Cela fait un moment que j'ai envie de parler du chemin parcouru et de ce que les échanges avec vous, lecteurs et lectrices, m'ont apporté. Depuis le début de l'aventure de "La face cachée d'Internet", j'ai l'impression d'avoir vécu au moins deux vies. (C'est la version enjolivée de "j'ai vieilli"... mais passons.) Depuis le début de l'écriture, il y a eu la publication, les soucis d'e-book, les réimpressions de la version brochée, le Prix du Livre Cyber "Grand Public" du FIC 2018, l'annonce de la ré-édition en version poche et des dizaines d'interventions publiques et privées, du cours en fac au séminaire d'entreprise, de la dédicace dans la petite librairie à Trifouillis-les-Oies à la keynote pour des confs à forte visibilité.
Mais avant tout, il y a eu énormément d'échanges, de débats et de partage. Dans ces quelques lignes, j'aimerais y revenir.
Un livre
Ecrire un livre, c'est passionnant. On apprend beaucoup. On développe un vocabulaire exceptionnel en matière de jurons. On ré-apprend beaucoup, aussi, sur ses propres (in)compréhensions et (in)certitudes.
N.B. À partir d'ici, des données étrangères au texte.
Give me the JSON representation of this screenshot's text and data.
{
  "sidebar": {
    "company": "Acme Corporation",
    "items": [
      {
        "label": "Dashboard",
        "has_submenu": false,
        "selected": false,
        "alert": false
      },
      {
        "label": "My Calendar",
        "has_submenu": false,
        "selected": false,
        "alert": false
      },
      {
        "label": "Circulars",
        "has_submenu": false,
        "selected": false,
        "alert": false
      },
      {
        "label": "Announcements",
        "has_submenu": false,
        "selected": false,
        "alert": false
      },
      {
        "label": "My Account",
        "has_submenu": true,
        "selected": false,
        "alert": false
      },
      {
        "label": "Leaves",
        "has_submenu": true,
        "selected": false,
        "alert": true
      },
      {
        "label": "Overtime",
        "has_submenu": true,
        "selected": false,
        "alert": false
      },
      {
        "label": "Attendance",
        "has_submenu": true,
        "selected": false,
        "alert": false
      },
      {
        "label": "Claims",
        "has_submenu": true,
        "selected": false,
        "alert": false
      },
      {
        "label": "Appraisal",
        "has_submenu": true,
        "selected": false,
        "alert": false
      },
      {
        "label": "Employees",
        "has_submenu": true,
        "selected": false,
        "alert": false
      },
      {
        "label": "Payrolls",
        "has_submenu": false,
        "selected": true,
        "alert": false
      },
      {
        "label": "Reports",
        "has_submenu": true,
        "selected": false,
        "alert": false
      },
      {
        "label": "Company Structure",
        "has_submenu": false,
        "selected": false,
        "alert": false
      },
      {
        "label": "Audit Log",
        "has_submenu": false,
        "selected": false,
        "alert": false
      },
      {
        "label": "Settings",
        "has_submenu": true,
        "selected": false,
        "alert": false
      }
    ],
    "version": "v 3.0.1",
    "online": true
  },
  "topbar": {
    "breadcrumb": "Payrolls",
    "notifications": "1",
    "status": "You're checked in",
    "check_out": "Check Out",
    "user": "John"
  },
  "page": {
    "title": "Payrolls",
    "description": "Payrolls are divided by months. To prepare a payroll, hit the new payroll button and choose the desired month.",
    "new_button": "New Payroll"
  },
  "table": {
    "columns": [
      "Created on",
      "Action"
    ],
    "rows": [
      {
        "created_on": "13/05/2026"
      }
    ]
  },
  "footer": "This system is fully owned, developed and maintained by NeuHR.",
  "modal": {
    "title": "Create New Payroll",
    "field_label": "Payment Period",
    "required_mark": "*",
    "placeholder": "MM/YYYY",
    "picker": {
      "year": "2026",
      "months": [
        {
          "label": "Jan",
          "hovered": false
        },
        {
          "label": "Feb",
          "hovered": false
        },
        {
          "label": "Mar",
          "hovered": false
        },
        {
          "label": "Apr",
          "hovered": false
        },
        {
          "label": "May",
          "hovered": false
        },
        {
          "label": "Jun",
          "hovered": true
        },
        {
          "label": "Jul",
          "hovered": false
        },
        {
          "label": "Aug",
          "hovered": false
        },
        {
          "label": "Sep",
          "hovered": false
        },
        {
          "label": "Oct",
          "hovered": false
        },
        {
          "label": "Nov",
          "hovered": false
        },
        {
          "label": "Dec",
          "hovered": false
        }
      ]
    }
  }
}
On voit des idées naître, grandir, éclore, se muer. Certaines vivent mal le fait d'être supprimées de la version finale du livre, alors elles se retrouvent sur des blogs.
Vient le choix du titre... Quand j'ai rencontré Agnès et Maëva, mes éditrices chez Larousse que j'adore, elles avaient en tête le titre "La face cachée d'Internet". Au début, je n'étais pas fan, je me disais que le titre est sensiblement clickbait. Puis, avec le temps, avec l'évolution de l'écriture, j'ai également évolué et je me suis dit que ce serait intéressant de "prendre le taureau par les cornes", d'assumer ce titre et de jouer avec. Ce site, le mail correspondant et l'habillage des différentes présentations que je peux faire du livre en témoignent.
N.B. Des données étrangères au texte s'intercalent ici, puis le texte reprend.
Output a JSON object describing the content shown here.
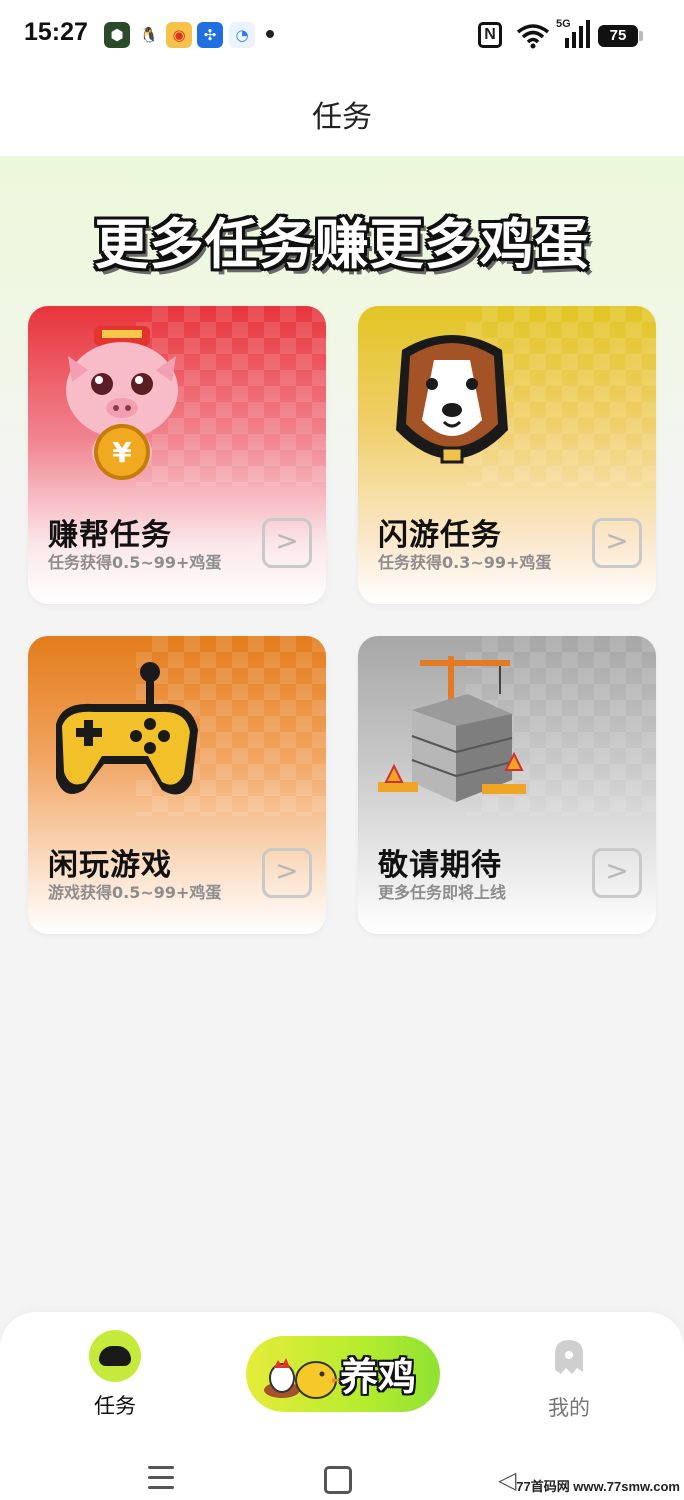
{
  "status_bar": {
    "time": "15:27",
    "battery": "75",
    "network": "5G",
    "nfc": "N"
  },
  "header": {
    "title": "任务"
  },
  "banner": {
    "text": "更多任务赚更多鸡蛋"
  },
  "cards": [
    {
      "title": "赚帮任务",
      "subtitle": "任务获得0.5~99+鸡蛋",
      "icon": "pig-coin-icon",
      "color": "#e8343b"
    },
    {
      "title": "闪游任务",
      "subtitle": "任务获得0.3~99+鸡蛋",
      "icon": "dog-icon",
      "color": "#e2c524"
    },
    {
      "title": "闲玩游戏",
      "subtitle": "游戏获得0.5~99+鸡蛋",
      "icon": "gamepad-icon",
      "color": "#e27c1b"
    },
    {
      "title": "敬请期待",
      "subtitle": "更多任务即将上线",
      "icon": "construction-icon",
      "color": "#a7a7a7"
    }
  ],
  "bottom_nav": {
    "task_label": "任务",
    "raise_label": "养鸡",
    "me_label": "我的",
    "accent": "#c6ea3b"
  },
  "watermark": "77首码网 www.77smw.com"
}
On se pose aussi des questions sur la couverture. Qu'est-ce qui est suffisamment attrayant sans être insignifiant et quelconque ? Qu'est-ce qui traduit le fil rouge sans travestir l'esprit ? Au final, vous n'avez pas énormément de marge de manœuvre : après tout, vous, l'auteur-e, n'êtes pas le public cible. Je sais que certain-es ont pu trouvé la couverture quelque peu criarde. Me concernant, tout comme le titre, je l'assume et je l'aime bien (on y reviendra). Vous avez cependant échappé à vraiment criard : la couverture actuelle avec, en gros dessus, le masque Anonymous...
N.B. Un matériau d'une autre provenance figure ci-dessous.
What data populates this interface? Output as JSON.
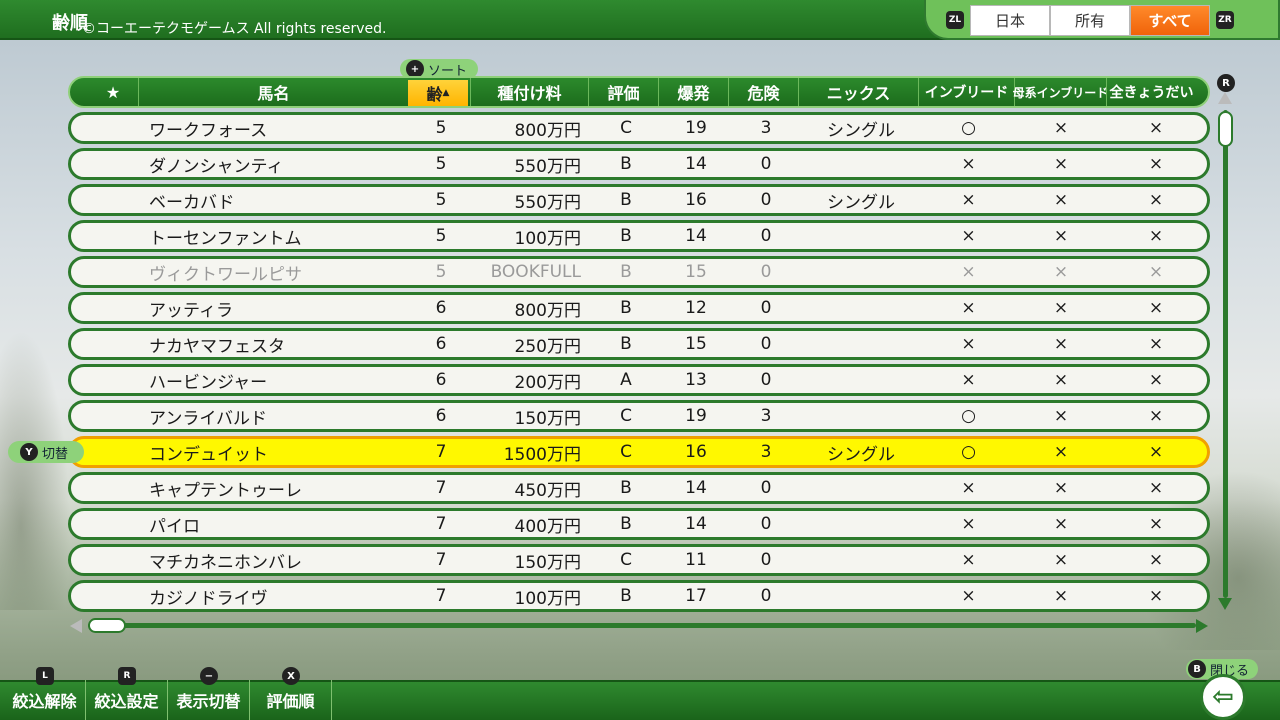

Une fois les émois esthétiques passés, vous trépignez de recevoir la version finalisée mise en page. Je n'étais pas déçue : le facteur a apporté un monstre de papier que j'ai tenu sur mes genoux pendant 1 semaine en essayant tant bien que mal de finir les corrections. Si vous avez constaté des coquilles dans la tout première impression, c'est parce que je ne voyais plus ce que je lisais. Après les séances d'autoflagellation nommée "Chapitre 1" (c.-à-d., ses 5 versions, tellement j'étais mécontente du contenu), les relectures successives et l'effort de préserver, toujours toujours toujours, une cohérence du tout, j'en avais la nausée en relisant. Par endroits, la copie papier déteignait et j'avais ainsi les mains un peu sales... (J'ai échappé au pire : être l'inspiration de Sartre.)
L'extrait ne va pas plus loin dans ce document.